Later in life, there is an inverse relationship between birth weight and health at both ends of the birth weight curve. Excessive maternal body weight or weight gain during pregnancy disrupts intrauterine environment and brings about permanent changes in the hypothalamus, pancreatic islet cells, adipose tissue and other body weight-regulating mechanisms of the offspring. Maternal pre-pregnancy overweight has been found to be an independent risk factor for infant and adolescence overweight and abdominal obesity . Whitaker et al.  described a retrospective cohort study of 8,400 children, who were born to obese mothers (based on BMI in the first trimester). These children had a double rate of obesity at age 2 years. The prevalence of childhood obesity (BMI >95th percentile) in children of women with BMI >30, at ages 2, 3, and 4 years was 15.1, 20.6, and 24.1%, respectively. The infants who were overweight at 3-5 years of age were 4.1-7.9 times more likely to be obese in young adulthood. Hence, fetal overnutrition during pregnancy carries an increased risk of various ailments later in life such as obesity, hypertension, diabetes, etc. . Several studies have found that infants born at the highest end of the distribution curve for weight were at a higher risk of being obese in childhood, adolescence and adulthood when compared with normal-sized infants [75,76].

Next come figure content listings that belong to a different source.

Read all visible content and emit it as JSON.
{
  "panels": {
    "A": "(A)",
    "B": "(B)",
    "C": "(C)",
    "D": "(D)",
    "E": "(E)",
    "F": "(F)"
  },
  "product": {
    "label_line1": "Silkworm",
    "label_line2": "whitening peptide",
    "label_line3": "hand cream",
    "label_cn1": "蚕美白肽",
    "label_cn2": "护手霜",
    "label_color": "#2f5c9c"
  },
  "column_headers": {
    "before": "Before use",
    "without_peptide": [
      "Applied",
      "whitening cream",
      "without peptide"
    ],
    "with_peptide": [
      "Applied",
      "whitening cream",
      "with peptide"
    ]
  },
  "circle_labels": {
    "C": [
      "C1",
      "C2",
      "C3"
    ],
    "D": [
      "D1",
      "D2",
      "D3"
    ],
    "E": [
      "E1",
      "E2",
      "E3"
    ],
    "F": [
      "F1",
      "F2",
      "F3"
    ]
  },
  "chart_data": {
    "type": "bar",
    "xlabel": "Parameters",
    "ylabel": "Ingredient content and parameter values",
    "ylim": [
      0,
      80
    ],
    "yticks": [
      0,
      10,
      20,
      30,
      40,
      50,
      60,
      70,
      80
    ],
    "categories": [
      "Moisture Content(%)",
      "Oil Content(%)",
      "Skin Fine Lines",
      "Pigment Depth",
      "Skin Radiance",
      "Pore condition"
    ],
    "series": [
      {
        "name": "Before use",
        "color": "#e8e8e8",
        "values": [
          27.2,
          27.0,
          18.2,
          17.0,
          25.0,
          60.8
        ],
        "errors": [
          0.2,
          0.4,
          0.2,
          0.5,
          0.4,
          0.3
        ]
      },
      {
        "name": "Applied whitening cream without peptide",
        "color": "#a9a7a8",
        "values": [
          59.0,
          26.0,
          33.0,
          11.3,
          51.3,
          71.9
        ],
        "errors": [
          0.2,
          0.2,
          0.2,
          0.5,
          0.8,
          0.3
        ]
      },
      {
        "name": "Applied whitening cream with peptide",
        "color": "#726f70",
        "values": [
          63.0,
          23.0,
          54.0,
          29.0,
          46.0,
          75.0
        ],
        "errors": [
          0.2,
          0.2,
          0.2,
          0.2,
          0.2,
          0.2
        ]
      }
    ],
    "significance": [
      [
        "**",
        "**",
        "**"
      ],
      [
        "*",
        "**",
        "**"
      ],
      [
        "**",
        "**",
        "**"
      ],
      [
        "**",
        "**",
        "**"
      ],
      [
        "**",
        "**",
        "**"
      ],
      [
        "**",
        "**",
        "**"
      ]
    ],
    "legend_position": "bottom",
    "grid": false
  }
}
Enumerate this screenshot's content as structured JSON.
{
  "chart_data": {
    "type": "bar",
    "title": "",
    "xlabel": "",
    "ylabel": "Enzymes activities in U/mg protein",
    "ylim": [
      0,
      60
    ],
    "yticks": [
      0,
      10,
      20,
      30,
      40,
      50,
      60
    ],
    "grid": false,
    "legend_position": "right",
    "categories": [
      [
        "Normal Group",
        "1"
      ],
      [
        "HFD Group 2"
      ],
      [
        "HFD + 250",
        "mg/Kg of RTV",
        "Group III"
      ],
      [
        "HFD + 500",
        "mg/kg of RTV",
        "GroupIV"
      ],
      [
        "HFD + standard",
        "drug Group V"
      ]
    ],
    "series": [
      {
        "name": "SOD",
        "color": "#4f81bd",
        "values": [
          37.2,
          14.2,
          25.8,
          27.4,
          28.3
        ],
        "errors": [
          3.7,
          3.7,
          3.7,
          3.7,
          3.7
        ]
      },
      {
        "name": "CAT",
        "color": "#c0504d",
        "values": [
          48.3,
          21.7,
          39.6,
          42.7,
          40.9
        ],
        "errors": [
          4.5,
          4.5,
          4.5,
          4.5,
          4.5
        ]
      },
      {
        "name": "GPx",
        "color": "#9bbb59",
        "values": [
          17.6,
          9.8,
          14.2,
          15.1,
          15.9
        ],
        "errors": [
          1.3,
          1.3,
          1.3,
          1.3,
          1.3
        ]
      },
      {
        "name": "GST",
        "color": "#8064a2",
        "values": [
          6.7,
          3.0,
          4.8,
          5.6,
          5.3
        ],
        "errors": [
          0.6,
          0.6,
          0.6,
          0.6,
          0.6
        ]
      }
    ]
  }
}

Some studies also suggest that children exposed to pregnancies complicated by metabolic conditions, such as diabetes, hypertension, and obesity, showed an increased risk of neurodevelopmental disorders, autism spectrum disorders and developmental delay , although interpretation of data is limited by lack of information on potential confounders.
Maternal overnutrition and/or obesity during pregnancy afflict upon the developing child a fate of later-life overweight, thus creating a vicious cycle of epidemic scale. However, this mechanism is not a ‘perpetuum mobile'. Obese women and health care providers have it within their power to reverse the tide on the obesity epidemic. Dietary restriction and weight loss prior to pregnancy are proven strategies to improve infant health outcome. Pregnancies after bariatric surgery are less likely to be complicated by gestational diabetes mellitus, hypertension, preeclampsia, and macrosomia than are pregnancies of obese women who have not undergone such surgery [78,79,80]. Bariatric surgery prior to a planned pregnancy is the best strategy for reducing obesity-related complication for mother and child. In unplanned pregnancies, controlled or minimal weight gain during pregnancy may also mitigate the impact of obesity and produce a dramatic positive impact on pregnancy outcome. Pregnancy also provides a ‘window of opportunity' in which obese women are more susceptible for lifestyle interventions such as diet and exercise counseling, thus allowing health care givers to intervene.